Off the Shelf: Popular for Young Adults (Book Review)

With the release of the  movie version of The Giver, the first novel in Lois Lowry's quartet, new life has been bestowed upon the award-winning collection.  Messenger was by far my favorite of the first three which is why I'm skipping right past reviews for The Giver and Gathering Blue.  It had a valuable and insightful philosophical message on human nature, along with action and fantasy, and it did a lovely job of tying in the lives and fates of the endearing and likable heroes of the first two books, Jonas and Kira respectively. 

In this haunting tale we see how greed, selfishness and vanity can destroy all that is good with civilization when allowed to take precedence over its humanity.  Forest then becomes a metaphor for how these evils can spread and take over a society, a valuable lesson for young readers.

While Matty's persona comes to fruition, we are also reunited with Jonas (now simply referred to as Leader) and Kira.  I liked that "the gifts" possessed by these and other main figures were explained further and became critical components to the overall plot.  I know many readers were disappointed with the end of this novel (I won't ruin it for you), but it should not have come as a surprise since Matty is told by Leader throughout the story to "save his gift."

However, there are still some aspects that are left unresolved for the reader.
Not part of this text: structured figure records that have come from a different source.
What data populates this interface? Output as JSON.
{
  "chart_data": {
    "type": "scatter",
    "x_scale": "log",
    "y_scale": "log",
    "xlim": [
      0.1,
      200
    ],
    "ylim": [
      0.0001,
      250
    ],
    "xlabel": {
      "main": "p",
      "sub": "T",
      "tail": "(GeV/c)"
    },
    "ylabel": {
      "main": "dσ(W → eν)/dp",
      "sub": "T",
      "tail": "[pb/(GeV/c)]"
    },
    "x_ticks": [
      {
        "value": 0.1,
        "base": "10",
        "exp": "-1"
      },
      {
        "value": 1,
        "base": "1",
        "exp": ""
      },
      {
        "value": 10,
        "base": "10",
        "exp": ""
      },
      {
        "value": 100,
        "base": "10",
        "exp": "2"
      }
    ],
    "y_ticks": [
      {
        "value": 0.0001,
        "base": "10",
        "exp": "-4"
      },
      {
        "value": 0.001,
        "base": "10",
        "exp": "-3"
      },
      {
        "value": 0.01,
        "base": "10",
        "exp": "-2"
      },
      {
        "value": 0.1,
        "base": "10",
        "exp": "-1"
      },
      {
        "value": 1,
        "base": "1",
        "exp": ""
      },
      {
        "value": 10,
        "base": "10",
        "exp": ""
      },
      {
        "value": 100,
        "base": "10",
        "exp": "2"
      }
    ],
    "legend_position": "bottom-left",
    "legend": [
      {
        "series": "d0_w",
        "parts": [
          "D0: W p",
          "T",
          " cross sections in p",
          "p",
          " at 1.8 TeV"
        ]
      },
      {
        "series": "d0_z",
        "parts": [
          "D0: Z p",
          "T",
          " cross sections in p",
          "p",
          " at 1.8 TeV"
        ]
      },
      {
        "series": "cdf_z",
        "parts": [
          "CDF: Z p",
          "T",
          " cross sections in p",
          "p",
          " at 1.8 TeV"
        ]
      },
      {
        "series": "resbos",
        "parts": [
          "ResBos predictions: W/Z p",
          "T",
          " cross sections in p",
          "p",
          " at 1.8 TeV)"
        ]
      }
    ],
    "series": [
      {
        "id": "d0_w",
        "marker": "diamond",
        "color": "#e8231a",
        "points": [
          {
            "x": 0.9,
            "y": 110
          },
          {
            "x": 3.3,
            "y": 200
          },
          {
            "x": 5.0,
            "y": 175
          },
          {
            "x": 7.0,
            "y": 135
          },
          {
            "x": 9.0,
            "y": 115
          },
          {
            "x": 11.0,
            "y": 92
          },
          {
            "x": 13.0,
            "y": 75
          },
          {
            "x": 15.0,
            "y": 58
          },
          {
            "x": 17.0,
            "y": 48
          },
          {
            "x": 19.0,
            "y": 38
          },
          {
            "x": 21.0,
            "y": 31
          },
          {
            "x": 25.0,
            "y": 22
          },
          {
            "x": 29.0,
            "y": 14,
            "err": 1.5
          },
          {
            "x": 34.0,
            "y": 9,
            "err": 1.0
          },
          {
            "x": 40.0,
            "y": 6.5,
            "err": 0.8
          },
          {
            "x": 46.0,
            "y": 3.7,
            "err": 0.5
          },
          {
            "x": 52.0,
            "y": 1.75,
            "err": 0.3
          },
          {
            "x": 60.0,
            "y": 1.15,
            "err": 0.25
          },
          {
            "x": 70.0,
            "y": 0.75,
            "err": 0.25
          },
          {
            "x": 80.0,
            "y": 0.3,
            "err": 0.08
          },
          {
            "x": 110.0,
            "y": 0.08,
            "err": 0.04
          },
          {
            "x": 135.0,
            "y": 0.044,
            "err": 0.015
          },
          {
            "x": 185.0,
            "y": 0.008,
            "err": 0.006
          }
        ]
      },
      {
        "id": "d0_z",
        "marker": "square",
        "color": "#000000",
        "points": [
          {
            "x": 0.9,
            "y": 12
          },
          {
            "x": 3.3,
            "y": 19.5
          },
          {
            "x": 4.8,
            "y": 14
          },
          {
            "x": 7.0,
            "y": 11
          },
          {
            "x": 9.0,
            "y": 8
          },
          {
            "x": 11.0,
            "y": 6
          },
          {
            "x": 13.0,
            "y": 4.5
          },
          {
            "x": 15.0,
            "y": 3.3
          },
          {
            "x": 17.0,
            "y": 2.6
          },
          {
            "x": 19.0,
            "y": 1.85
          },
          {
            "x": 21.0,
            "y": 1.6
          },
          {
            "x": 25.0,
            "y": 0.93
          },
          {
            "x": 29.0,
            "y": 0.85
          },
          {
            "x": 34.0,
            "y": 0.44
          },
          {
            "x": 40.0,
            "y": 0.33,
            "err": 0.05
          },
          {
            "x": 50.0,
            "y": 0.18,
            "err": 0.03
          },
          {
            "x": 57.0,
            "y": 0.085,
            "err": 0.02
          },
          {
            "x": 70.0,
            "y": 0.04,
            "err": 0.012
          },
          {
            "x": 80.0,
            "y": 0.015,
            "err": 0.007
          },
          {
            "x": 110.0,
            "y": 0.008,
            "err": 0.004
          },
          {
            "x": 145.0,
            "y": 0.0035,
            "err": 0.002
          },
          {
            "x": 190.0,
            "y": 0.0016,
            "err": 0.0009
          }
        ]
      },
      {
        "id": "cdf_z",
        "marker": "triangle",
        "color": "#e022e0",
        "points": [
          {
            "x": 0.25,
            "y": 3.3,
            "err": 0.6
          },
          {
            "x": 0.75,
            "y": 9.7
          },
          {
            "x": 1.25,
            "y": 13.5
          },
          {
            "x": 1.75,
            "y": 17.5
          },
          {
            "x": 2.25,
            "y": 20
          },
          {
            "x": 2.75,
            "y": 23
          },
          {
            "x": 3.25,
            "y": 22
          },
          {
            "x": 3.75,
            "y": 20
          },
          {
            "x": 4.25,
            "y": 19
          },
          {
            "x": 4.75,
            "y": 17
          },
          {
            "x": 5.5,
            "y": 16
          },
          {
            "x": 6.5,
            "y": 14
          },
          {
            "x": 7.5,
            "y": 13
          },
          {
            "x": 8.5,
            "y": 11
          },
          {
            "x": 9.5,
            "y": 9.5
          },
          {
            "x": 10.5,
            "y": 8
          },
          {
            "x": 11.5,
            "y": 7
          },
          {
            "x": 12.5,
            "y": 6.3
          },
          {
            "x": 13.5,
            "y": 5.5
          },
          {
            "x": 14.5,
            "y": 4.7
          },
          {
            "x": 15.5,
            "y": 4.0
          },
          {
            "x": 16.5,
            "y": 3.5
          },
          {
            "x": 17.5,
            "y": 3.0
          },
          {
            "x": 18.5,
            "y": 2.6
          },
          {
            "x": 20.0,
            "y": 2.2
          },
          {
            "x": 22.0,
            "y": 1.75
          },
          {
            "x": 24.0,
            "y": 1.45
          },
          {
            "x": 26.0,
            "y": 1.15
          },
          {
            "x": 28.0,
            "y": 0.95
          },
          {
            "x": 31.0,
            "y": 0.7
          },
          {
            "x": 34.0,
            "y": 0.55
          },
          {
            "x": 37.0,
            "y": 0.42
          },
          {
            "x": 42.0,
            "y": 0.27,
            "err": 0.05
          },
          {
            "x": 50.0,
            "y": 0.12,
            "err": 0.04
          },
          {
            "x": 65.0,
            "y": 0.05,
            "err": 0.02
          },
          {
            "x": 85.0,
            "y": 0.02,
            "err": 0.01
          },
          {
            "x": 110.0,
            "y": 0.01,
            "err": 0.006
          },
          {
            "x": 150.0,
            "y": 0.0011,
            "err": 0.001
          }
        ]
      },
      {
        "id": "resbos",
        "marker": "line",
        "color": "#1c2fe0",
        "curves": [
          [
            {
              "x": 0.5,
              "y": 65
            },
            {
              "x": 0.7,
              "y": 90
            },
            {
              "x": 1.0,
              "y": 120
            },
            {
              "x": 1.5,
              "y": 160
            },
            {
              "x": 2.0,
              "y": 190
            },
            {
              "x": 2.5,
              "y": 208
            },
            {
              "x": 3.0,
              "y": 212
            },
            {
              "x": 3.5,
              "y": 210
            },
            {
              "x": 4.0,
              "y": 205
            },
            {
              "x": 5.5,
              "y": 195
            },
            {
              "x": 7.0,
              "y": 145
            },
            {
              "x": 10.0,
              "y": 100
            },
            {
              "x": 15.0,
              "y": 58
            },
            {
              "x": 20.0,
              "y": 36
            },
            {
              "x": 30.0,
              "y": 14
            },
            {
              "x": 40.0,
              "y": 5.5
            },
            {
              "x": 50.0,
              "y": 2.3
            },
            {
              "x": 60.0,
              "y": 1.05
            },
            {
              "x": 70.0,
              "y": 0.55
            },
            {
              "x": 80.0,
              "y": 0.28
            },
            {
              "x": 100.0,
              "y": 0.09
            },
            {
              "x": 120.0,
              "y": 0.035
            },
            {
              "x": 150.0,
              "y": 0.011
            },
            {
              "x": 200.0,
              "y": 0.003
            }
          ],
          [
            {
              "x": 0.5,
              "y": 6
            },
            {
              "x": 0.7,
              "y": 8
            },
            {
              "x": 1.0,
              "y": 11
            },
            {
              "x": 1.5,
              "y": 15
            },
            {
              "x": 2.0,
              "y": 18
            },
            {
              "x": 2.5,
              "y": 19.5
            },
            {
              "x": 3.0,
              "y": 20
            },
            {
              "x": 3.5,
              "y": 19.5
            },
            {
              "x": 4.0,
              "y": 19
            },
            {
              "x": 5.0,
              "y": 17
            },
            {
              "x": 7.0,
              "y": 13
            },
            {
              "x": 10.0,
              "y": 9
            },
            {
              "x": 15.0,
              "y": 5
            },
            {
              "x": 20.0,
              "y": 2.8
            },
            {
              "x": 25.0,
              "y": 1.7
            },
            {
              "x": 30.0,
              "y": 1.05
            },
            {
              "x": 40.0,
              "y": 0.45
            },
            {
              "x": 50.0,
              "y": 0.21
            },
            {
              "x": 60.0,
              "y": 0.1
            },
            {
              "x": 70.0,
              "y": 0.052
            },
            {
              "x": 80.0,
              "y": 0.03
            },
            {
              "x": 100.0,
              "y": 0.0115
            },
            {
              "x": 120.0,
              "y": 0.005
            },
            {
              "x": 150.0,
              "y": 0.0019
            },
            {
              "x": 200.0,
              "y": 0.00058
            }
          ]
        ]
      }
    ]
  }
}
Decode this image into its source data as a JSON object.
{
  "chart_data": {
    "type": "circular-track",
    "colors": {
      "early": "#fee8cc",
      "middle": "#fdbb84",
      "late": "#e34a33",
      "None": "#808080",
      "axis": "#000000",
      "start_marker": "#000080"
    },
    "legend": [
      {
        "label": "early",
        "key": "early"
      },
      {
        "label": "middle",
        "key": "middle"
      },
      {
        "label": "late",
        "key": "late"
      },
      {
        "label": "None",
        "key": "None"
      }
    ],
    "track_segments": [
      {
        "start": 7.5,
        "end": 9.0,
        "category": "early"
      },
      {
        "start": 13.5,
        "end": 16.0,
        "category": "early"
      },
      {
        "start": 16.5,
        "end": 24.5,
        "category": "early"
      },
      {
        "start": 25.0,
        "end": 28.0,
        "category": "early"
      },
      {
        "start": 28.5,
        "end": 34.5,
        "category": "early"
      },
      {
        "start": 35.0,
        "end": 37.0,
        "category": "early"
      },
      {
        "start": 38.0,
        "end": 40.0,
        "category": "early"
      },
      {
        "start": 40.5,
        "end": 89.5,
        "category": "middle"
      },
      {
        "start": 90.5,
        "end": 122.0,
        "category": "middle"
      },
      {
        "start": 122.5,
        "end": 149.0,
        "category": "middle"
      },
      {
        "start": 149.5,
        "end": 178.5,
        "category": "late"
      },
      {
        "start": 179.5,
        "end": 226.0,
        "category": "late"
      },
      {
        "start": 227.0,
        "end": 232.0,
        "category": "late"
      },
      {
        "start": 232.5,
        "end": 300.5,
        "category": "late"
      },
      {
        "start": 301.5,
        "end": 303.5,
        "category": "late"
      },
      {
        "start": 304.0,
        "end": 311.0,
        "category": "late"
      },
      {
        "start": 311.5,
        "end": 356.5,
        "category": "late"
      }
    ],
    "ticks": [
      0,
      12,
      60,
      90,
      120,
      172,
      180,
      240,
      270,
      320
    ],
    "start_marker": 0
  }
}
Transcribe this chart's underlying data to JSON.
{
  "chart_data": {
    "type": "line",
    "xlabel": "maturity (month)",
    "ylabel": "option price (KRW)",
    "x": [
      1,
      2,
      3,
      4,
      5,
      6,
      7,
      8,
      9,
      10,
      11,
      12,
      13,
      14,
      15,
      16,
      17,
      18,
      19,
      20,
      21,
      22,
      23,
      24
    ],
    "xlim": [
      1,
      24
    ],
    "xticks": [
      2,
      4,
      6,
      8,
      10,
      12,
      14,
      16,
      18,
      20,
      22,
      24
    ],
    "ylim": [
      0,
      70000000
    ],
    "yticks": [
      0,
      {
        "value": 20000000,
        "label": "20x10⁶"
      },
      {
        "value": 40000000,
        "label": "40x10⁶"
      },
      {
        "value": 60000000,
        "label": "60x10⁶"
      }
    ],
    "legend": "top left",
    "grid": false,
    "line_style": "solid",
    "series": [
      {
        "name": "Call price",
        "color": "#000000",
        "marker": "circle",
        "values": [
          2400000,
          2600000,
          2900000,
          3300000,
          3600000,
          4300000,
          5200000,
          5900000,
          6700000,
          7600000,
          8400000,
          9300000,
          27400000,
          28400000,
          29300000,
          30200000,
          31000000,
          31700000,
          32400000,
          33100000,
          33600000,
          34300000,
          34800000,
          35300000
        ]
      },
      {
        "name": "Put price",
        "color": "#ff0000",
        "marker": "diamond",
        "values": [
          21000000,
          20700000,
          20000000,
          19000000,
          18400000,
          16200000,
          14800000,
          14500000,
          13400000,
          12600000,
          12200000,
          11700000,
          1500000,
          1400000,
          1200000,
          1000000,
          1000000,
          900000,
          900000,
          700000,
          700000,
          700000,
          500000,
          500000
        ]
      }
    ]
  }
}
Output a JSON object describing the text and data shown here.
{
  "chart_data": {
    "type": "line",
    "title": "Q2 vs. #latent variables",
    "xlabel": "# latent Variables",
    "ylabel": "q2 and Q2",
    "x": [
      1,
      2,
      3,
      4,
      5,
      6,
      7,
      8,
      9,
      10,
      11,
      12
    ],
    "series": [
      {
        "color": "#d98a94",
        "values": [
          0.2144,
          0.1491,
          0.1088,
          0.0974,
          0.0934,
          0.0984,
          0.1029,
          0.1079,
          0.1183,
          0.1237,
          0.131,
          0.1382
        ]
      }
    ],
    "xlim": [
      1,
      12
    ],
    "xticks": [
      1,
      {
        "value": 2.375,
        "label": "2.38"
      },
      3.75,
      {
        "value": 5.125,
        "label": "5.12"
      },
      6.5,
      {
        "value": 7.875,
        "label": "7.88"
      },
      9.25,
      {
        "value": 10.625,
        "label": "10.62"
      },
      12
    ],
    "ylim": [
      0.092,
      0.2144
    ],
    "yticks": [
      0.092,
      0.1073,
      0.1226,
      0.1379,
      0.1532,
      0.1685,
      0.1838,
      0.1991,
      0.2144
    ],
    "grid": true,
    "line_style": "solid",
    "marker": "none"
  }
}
For instance, I loved the story line of the Trade Mart, but felt a bit robbed that Lowry didn't elaborate further.  Trade Mart is where Villagers trade parts of their soul for material or superficial possessions leading to the eventual demise of the core of their community.  Considering this facet of life in Village is what ends up destroying the very foundation for which it was formed, the novel leaves too many unanswered questions pertaining to it.    Also, while the book reunites its readers with Jonas and Kira, it does not fill in the gaps as to why and how they are who they are today.  In the novel, eight years have passed since we left Jonas in The Giver, two critical years since leaving Kira in Gathering Blue, and readers miss out on crucial happenings in both their lives. 

Is this a good series for your child?  Well, my seventh grader liked The Giver, but said it got a bit boring toward the end (a statement I'll attest to.)  I read Gathering Blue, but admitted to my son I didn't think he would enjoy it on the basis that there wasn't enough action.  However, now that I've read Messenger, I've re-evaluated my suggestion to him.  I think he will really enjoy Messenger, BUT (because I'm a stickler for order) only if he goes back and reads Gathering Blue first.  They are easy enough books to read and not long, and it will be worth it.  I would recommend the entire series to grades 6 and up - most younger readers may miss out on the symbolism and inferences needed to fully grasp the overall message of the novel.

Lowry does a wonderful job of keeping the reader interested with an intriguing and mysterious plot, plus gives Messenger enough action to keep the attention of most tweens and teens. I am looking forward to reading Son, the final book in this quartet, which was, admittedly, an afterthought by the author.   Maybe some of the holes will be filled.